I switched away from (neo)mutt as my primary mailer a little while
ago, but before I did, I was using netsurf-gtk as a viewer for HTML
mails in mutt. It was not configured as my default browser elsewhere,
so viewing HTML mails from mutt (and spawning netsurf-gtk) did not
interfere with any existing browser sessions I had.
I might set this up for my current mailer (aerc) at some point. I also
want to look into wrapping it in "unshare" or similar, in order to
disable network access (so HTML emails cannot "phone home")
I do that with lynx -localhost. One consequence is regular
communications (sometimes by email!) from some banks etc,
complaining that you don't open their emails. Some are so
stupid as to offer no way of denying that fact electronically.
You may also get unsubscribed from email circulars that you
subscribed to.
On Mon, Feb 17, 2025 at 09:40:31 -0600, David Wright wrote:
I do that with lynx -localhost. One consequence is regular
communications (sometimes by email!) from some banks etc,
complaining that you don't open their emails. Some are so
stupid as to offer no way of denying that fact electronically.

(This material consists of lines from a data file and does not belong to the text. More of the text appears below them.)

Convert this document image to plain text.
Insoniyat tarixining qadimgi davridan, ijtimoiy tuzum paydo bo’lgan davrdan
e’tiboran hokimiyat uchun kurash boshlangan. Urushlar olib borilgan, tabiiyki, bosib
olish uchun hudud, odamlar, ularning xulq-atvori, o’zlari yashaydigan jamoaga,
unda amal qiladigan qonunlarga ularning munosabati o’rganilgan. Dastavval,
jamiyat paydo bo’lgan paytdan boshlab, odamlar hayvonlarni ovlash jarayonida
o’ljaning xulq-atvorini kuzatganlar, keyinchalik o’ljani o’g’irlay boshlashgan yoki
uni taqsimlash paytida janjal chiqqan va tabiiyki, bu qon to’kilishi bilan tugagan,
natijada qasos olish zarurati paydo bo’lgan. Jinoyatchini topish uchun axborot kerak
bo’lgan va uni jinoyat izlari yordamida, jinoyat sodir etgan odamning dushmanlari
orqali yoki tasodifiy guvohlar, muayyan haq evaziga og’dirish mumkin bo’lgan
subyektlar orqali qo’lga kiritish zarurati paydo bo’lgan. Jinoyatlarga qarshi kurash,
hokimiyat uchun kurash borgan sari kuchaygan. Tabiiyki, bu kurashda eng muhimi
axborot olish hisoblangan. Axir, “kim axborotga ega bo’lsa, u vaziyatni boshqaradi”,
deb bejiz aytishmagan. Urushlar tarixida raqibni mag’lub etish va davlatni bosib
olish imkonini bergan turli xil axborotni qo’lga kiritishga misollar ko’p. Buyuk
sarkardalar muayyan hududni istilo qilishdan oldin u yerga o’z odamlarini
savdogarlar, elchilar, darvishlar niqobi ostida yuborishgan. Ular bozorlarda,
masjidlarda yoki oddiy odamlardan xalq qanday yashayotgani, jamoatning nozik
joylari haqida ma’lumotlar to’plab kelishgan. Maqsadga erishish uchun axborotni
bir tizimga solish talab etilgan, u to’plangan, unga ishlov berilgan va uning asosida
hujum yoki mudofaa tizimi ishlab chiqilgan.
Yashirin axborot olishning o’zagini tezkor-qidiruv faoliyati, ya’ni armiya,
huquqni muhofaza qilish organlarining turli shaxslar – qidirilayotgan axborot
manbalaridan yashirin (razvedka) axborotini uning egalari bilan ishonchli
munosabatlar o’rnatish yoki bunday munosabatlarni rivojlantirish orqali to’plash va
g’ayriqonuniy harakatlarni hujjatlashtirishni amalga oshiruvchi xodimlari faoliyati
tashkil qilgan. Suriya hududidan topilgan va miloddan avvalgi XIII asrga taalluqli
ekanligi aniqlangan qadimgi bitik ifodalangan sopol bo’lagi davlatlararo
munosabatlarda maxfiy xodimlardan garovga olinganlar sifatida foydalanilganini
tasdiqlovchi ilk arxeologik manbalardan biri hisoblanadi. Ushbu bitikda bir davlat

You may also get unsubscribed from email circulars that you
subscribed to.
Yes. I ran into this issue myself, with a mailing list that I had
subscribed to. That list is run by Mailchimp, and they send multipart HTML/text messages, with tracking image URLs in the HTML part. If
you only read the text part, they never receive their tracking info,
and after some unspecified time period, they conclude that you aren't
reading their messages. Then they silently unsubscribe you *AND*
blacklist your email address so that you can't re-subscribe after you
figure out what the problem is.
So, now that I've re-subscribed under a new email address, I make an
effort to copy the HTML part back to my desktop PC and open it in a
web browser, to make sure they know I'm reading it. Pain in the ass,
is what it is.
On 2/17/25 9:58 AM, Greg Wooledge wrote:
On Mon, Feb 17, 2025 at 09:40:31 -0600, David Wright wrote:
I do that with lynx -localhost. One consequence is regular communications (sometimes by email!) from some banks etc,
complaining that you don't open their emails. Some are so
stupid as to offer no way of denying that fact electronically.

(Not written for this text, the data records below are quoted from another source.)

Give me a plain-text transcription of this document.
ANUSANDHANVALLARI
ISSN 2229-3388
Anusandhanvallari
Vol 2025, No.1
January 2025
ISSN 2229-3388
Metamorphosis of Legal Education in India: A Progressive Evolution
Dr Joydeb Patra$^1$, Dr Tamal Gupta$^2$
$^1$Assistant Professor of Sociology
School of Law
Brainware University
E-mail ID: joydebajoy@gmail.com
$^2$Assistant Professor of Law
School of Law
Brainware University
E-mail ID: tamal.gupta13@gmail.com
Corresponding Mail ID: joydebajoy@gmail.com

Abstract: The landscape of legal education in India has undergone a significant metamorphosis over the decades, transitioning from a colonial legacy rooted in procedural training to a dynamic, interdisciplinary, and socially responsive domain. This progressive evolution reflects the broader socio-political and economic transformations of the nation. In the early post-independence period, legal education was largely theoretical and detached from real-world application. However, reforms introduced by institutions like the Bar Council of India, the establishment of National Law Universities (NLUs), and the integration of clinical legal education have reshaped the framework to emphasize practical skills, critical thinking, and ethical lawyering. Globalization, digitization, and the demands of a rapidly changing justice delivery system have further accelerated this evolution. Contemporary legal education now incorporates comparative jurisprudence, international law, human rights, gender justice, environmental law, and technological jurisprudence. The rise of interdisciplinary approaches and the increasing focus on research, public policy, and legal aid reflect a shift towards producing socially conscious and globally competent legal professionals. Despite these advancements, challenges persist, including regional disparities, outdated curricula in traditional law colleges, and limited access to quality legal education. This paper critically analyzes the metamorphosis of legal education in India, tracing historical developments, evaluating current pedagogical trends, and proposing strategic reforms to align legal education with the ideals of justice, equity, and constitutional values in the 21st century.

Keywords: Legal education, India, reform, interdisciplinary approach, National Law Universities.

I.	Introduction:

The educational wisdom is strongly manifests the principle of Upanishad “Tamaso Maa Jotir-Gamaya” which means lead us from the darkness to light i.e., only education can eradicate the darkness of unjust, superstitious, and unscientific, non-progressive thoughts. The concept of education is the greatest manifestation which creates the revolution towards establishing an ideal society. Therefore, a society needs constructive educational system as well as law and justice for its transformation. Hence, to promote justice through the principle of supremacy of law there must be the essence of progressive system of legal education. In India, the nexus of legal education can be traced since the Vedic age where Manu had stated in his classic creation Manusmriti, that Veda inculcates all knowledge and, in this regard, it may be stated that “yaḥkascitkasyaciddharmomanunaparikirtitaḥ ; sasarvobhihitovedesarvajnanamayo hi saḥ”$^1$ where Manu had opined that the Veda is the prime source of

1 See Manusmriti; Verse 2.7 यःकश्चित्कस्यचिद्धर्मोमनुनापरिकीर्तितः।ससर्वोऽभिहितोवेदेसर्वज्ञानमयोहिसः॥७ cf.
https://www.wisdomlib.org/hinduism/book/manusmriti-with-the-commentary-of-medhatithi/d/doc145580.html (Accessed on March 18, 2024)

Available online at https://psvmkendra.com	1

You may also get unsubscribed from email circulars that you
subscribed to.
Yes. I ran into this issue myself, with a mailing list that I had subscribed to. That list is run by Mailchimp, and they send multipart HTML/text messages, with tracking image URLs in the HTML part. If
you only read the text part, they never receive their tracking info,
and after some unspecified time period, they conclude that you aren't reading their messages. Then they silently unsubscribe you *AND*
blacklist your email address so that you can't re-subscribe after you figure out what the problem is.

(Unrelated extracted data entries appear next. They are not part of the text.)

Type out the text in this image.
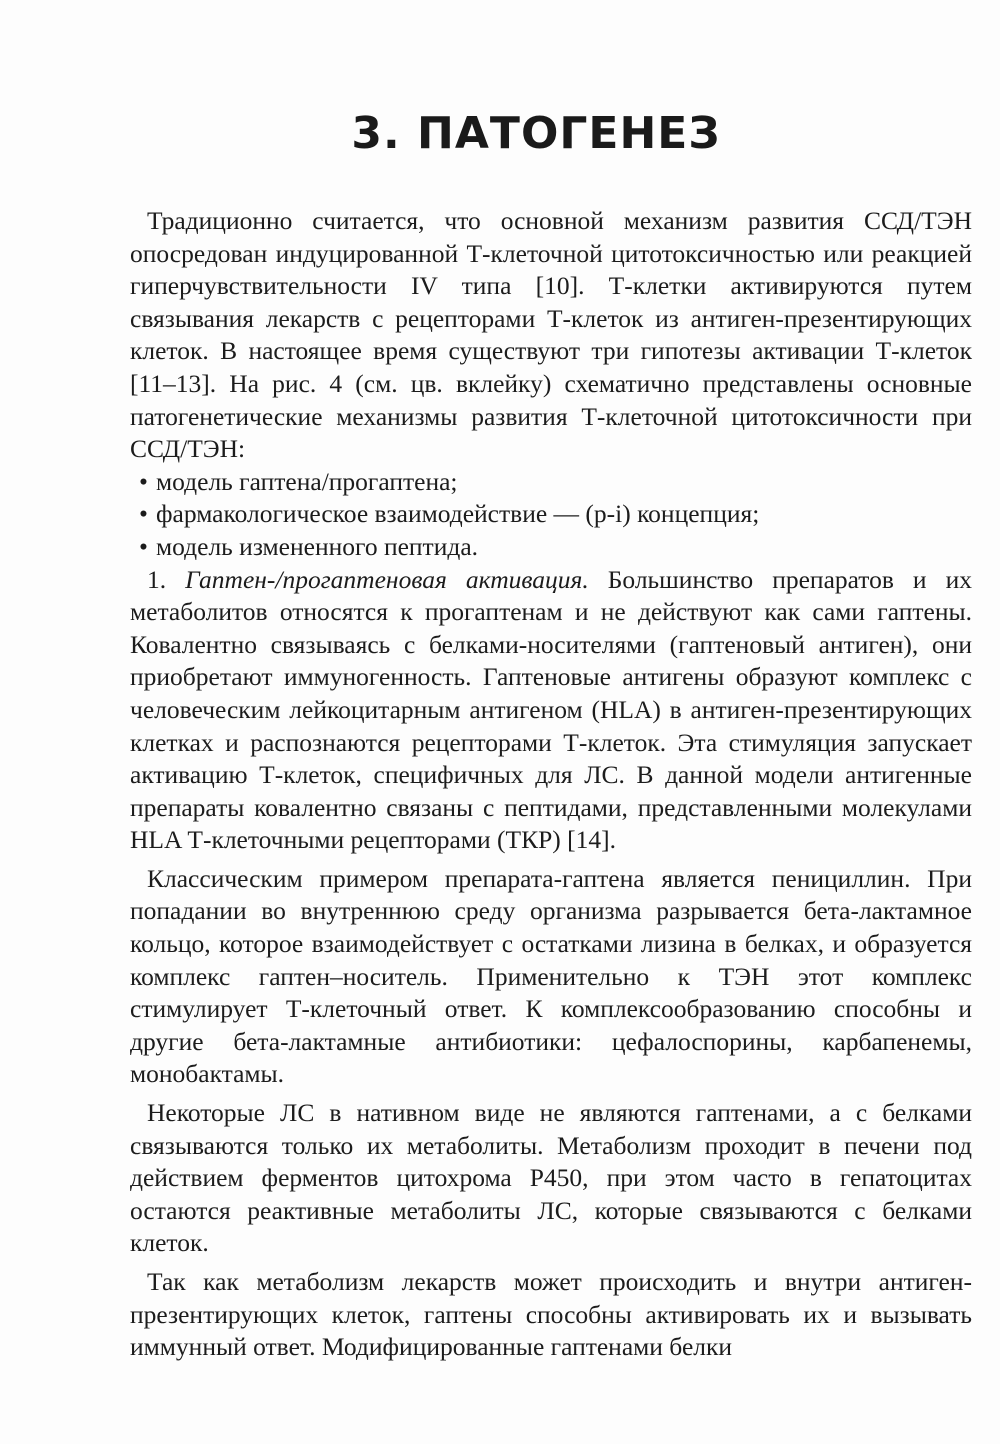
3. ПАТОГЕНЕЗ

Традиционно считается, что основной механизм развития ССД/ТЭН опосредован индуцированной Т-клеточной цитотоксичностью или реакцией гиперчувствительности IV типа [10]. Т-клетки активируются путем связывания лекарств с рецепторами Т-клеток из антиген-презентирующих клеток. В настоящее время существуют три гипотезы активации Т-клеток [11–13]. На рис. 4 (см. цв. вклейку) схематично представлены основные патогенетические механизмы развития Т-клеточной цитотоксичности при ССД/ТЭН:

• модель гаптена/прогаптена;
• фармакологическое взаимодействие — (p-i) концепция;
• модель измененного пептида.

1. Гаптен-/прогаптеновая активация. Большинство препаратов и их метаболитов относятся к прогаптенам и не действуют как сами гаптены. Ковалентно связываясь с белками-носителями (гаптеновый антиген), они приобретают иммуногенность. Гаптеновые антигены образуют комплекс с человеческим лейкоцитарным антигеном (HLA) в антиген-презентирующих клетках и распознаются рецепторами Т-клеток. Эта стимуляция запускает активацию Т-клеток, специфичных для ЛС. В данной модели антигенные препараты ковалентно связаны с пептидами, представленными молекулами HLA Т-клеточными рецепторами (ТКР) [14].

Классическим примером препарата-гаптена является пенициллин. При попадании во внутреннюю среду организма разрывается бета-лактамное кольцо, которое взаимодействует с остатками лизина в белках, и образуется комплекс гаптен–носитель. Применительно к ТЭН этот комплекс стимулирует Т-клеточный ответ. К комплексообразованию способны и другие бета-лактамные антибиотики: цефалоспорины, карбапенемы, монобактамы.

Некоторые ЛС в нативном виде не являются гаптенами, а с белками связываются только их метаболиты. Метаболизм проходит в печени под действием ферментов цитохрома P450, при этом часто в гепатоцитах остаются реактивные метаболиты ЛС, которые связываются с белками клеток.

Так как метаболизм лекарств может происходить и внутри антиген-презентирующих клеток, гаптены способны активировать их и вызывать иммунный ответ. Модифицированные гаптенами белки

So, now that I've re-subscribed under a new email address, I make an
effort to copy the HTML part back to my desktop PC and open it in a
web browser, to make sure they know I'm reading it. Pain in the ass,
is what it is.
Did you tell the "offending" originator of the problem?
Since the originator is in business to make money tell them they are wasting bandwidth {i.e. *DOLLARS* spent} and annoying potential customers {i.e. unrealized *DOLLARS* due to lost sales}.